Showing posts with label Cardinal Matteo Zuppi. Show all posts
Showing posts with label Cardinal Matteo Zuppi. Show all posts

Saturday, October 15, 2022

What Vatican II REALLY Was -- According to a Papabile

An appraisal of the Second Vatican Council from the mouth of a Bergoglian Papabile.

On October 11, 60 years ago, the Second Vatican Council opened. On this occasion an interview was conducted with Cardinal Matteo Zuppi to look back and take stock: What was the Second Vatican Council and what is left of it? Matteo Zuppi, member of the Community of Sant'Egidio, was appointed Archbishop of Bologna in 2015 by Pope Francis, in the spirit of a Bergoglian “kindness”, succeeding Cardinal Carlo Caffarra, visited by Francis in Bologna in 2017, created Cardinal in 2019, and 2022 by named by him as his deputy to the Italian Bishops' Conference. Since he received the purple, Cardinal Zuppi has been considered a possible papabile in the coming conclave, which is why his remarks are of particular importance. The historian and publicist Cristina Siccardi analyzed the interview.

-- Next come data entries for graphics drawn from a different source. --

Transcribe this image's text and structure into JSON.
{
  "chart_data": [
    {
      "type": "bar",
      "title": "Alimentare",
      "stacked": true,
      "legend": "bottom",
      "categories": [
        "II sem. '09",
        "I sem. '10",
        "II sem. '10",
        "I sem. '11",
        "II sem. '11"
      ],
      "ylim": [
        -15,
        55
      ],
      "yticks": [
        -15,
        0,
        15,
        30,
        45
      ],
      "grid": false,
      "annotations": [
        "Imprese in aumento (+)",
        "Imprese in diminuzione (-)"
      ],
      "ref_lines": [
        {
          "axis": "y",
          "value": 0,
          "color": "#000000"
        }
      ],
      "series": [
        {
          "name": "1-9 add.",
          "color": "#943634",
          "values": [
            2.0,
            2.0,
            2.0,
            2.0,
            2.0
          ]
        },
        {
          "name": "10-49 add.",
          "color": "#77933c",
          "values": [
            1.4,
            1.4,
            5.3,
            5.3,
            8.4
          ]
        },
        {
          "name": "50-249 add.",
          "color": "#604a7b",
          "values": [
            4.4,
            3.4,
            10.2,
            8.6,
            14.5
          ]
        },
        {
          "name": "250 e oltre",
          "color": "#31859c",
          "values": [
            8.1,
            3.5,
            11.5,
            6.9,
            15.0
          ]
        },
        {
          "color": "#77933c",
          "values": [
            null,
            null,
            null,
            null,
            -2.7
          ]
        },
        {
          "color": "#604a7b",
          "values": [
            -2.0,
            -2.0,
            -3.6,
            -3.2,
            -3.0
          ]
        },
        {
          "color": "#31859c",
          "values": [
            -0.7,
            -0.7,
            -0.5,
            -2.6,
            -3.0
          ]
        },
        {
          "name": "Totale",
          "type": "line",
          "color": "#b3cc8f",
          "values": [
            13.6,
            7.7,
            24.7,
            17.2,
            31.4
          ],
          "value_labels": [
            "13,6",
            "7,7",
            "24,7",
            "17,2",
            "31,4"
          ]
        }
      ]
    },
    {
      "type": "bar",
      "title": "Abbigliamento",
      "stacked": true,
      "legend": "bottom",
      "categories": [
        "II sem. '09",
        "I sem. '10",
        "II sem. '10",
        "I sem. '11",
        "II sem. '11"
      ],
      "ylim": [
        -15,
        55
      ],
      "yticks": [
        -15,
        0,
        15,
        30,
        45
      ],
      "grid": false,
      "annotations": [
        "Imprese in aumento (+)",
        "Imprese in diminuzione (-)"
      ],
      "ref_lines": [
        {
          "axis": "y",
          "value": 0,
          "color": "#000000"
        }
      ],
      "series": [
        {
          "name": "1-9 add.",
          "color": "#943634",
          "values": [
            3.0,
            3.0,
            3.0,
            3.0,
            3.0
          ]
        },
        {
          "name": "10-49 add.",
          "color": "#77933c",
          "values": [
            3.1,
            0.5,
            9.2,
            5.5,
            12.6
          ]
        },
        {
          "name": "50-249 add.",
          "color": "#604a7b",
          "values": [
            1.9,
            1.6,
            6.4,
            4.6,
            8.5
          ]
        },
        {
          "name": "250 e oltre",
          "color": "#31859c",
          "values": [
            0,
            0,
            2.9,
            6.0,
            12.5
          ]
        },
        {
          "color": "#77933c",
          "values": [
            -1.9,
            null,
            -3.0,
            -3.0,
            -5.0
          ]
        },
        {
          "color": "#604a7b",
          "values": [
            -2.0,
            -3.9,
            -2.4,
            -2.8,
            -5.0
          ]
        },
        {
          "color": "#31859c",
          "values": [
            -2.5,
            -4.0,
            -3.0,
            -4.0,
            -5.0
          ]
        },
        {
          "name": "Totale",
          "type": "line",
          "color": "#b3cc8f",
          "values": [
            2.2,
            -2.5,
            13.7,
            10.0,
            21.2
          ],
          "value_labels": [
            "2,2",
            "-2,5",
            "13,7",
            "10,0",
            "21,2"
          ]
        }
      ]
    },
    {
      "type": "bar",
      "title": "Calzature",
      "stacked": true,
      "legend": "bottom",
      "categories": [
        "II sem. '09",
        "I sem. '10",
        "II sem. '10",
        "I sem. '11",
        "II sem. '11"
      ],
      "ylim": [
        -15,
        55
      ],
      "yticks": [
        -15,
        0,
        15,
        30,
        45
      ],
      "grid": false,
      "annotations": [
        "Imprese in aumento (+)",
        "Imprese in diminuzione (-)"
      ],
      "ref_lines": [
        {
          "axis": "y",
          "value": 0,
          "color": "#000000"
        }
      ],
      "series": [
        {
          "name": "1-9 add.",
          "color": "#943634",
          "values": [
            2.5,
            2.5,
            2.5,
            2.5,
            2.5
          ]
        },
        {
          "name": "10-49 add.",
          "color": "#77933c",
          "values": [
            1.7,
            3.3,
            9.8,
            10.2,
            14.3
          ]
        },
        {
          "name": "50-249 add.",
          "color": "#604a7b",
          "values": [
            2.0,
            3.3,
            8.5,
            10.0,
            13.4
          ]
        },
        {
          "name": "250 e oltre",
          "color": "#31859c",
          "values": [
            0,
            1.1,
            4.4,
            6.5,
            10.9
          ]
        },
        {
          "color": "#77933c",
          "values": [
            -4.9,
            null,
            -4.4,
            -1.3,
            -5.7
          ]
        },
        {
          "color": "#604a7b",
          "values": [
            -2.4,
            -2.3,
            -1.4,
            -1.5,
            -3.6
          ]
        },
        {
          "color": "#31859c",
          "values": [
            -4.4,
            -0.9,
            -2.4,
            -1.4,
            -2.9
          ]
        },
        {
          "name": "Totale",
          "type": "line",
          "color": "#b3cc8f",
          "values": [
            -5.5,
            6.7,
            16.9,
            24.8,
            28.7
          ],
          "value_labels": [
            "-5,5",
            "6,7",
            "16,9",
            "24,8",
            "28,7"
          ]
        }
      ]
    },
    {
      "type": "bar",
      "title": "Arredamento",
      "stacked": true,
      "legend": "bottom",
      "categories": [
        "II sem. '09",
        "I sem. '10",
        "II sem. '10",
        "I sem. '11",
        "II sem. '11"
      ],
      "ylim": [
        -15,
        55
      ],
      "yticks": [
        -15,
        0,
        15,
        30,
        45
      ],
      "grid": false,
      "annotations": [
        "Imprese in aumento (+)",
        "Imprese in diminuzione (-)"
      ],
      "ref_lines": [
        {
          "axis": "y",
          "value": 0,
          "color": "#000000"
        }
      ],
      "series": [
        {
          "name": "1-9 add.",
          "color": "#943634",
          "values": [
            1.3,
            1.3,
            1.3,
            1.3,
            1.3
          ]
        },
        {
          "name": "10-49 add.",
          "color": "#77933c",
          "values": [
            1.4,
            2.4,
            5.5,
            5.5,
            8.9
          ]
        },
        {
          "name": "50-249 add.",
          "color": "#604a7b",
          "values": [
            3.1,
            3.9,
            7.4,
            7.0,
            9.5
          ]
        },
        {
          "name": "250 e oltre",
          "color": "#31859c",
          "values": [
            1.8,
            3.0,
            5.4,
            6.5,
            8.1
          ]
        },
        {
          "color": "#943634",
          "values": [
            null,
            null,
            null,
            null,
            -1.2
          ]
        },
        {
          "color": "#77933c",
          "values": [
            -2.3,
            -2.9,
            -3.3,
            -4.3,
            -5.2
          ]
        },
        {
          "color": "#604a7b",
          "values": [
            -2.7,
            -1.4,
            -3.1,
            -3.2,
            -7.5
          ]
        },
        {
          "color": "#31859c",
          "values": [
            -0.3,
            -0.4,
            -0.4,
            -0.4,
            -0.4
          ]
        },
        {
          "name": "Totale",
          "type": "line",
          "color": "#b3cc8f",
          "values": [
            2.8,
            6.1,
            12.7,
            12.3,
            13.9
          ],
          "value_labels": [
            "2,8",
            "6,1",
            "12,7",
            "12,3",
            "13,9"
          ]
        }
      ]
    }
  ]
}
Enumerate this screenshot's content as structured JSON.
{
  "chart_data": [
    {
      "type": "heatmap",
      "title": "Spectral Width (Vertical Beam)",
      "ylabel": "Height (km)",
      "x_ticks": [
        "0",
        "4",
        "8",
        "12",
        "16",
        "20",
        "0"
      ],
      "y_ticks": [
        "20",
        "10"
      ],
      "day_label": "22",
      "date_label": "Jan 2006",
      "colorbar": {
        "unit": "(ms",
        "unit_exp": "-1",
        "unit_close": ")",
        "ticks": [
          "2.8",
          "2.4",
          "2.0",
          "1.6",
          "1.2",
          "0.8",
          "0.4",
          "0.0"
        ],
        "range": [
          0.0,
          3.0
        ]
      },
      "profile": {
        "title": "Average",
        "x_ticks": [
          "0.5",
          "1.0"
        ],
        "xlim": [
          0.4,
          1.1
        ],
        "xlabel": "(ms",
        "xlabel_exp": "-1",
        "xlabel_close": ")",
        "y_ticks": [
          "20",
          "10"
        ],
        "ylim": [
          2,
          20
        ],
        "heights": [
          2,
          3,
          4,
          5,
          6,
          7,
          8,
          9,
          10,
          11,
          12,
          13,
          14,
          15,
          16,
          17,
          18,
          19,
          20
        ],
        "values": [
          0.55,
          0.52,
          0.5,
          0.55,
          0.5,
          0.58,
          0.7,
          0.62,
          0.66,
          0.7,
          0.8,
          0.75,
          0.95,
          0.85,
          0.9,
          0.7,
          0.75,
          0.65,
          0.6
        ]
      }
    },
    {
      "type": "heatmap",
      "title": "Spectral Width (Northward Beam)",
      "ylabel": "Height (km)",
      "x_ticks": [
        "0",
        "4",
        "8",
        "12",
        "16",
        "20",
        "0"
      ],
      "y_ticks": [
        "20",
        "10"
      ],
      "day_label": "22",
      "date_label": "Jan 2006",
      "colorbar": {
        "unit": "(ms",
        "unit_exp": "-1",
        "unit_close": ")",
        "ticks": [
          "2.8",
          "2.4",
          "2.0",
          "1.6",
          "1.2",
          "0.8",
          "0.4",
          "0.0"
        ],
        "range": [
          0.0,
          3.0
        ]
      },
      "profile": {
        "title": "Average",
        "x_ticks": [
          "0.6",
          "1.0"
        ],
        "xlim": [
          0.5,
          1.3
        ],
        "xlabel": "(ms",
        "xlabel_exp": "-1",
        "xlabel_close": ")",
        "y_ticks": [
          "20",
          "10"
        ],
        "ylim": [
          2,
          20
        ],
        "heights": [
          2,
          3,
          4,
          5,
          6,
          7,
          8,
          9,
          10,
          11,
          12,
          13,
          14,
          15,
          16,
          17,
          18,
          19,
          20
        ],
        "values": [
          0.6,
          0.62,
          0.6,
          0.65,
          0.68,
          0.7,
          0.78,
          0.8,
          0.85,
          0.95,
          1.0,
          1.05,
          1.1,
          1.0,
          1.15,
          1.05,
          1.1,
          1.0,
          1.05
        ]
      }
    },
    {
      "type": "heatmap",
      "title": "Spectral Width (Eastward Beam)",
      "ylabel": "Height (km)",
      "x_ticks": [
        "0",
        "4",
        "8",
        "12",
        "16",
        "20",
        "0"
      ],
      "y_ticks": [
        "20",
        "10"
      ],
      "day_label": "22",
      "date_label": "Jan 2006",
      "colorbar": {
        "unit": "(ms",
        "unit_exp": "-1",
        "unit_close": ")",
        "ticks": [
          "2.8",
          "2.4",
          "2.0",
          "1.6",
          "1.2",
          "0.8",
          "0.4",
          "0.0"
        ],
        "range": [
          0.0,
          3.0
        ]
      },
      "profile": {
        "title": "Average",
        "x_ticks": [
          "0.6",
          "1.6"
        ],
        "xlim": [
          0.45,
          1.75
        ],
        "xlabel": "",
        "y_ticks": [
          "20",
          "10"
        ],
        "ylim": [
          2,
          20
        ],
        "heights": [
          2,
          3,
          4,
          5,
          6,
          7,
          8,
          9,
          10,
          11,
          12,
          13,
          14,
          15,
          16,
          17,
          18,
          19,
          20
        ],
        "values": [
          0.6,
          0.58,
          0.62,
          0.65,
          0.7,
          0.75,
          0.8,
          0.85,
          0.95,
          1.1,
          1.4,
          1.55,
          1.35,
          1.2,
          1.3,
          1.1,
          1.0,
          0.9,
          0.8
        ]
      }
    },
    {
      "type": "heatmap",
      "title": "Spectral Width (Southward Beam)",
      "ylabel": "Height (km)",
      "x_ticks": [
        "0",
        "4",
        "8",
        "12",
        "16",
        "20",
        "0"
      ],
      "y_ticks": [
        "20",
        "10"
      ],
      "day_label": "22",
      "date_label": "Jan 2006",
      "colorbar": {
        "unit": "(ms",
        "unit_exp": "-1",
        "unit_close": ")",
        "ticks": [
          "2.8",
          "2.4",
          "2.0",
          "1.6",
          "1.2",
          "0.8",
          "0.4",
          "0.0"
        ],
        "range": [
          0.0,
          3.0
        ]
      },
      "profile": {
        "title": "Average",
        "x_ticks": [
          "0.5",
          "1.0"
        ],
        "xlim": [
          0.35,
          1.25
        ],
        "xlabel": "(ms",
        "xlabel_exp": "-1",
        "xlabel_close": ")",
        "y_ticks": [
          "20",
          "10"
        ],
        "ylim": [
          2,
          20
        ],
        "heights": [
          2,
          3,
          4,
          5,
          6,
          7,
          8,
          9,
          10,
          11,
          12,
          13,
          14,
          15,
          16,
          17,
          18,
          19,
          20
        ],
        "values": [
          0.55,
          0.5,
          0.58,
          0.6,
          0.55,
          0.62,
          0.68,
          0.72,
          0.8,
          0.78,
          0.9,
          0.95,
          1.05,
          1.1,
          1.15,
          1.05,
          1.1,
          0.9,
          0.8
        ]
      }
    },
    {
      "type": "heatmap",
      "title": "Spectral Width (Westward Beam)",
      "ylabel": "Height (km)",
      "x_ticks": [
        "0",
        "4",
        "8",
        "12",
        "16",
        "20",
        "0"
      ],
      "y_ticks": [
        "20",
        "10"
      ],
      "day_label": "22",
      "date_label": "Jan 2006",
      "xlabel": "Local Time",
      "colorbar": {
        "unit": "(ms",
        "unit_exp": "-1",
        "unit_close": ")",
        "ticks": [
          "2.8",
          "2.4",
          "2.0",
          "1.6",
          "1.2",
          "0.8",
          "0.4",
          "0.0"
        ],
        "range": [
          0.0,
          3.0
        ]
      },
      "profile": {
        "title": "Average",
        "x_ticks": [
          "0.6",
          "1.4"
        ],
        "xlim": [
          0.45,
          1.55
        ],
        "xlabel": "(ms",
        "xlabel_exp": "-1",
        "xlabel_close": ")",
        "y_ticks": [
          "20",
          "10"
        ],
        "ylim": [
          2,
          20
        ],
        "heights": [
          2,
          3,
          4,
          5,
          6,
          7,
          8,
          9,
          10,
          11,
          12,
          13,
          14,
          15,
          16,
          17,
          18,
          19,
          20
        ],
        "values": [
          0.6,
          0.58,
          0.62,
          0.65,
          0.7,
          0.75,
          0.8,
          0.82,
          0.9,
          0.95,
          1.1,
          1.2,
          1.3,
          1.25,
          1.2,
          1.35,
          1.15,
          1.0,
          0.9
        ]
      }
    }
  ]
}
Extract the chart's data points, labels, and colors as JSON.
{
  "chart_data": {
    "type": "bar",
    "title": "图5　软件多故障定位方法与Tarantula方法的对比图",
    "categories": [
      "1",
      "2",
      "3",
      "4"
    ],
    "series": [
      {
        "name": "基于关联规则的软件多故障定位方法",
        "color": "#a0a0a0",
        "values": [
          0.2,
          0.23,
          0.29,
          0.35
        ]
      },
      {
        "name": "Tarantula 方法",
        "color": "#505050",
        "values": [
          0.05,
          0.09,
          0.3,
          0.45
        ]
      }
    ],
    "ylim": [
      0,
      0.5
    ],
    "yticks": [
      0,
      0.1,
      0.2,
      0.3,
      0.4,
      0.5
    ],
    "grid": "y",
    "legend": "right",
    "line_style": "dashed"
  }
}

Vatican II and the hopes and disappointments of Cardinal Zuppi

By Cristina Siccardi*

When Vatican II opened 60 years ago, on October 11, 1962, the progressive faction of the assembly, a minority, was scraping. Its protagonists stood ready, prepared and enthusiastic for the revolutionary changes that Pope John XXIII made possible. who, for no apparent reason, had decided to convene a council for a Church that was to be "dusted" with new and exciting goals - above all, no longer condemning the theological errors and mistakes of the world, but resolving towards them to accept and follow the secularized and anti-Christian "signs of the times".

Time is, as they say, a “gentleman”, we just have to practice the virtue of patience, and the causes of these revolutionary decisions have led to a physiological derailment of their effects. Through the decades we can make an informed assessment of motives and consequences, and we have evidence of this in the protagonists of the time themselves, which we hear and read with great Christian reverence. There is a poverty and sparseness in their elaborations that is embarrassingly impressive: they are ex-revolutionaries who have glorified themselves and are now stunned, with nothing left to say and groping in the dark, seeking support they cannot find, and about tripping over the shards that they themselves have broken.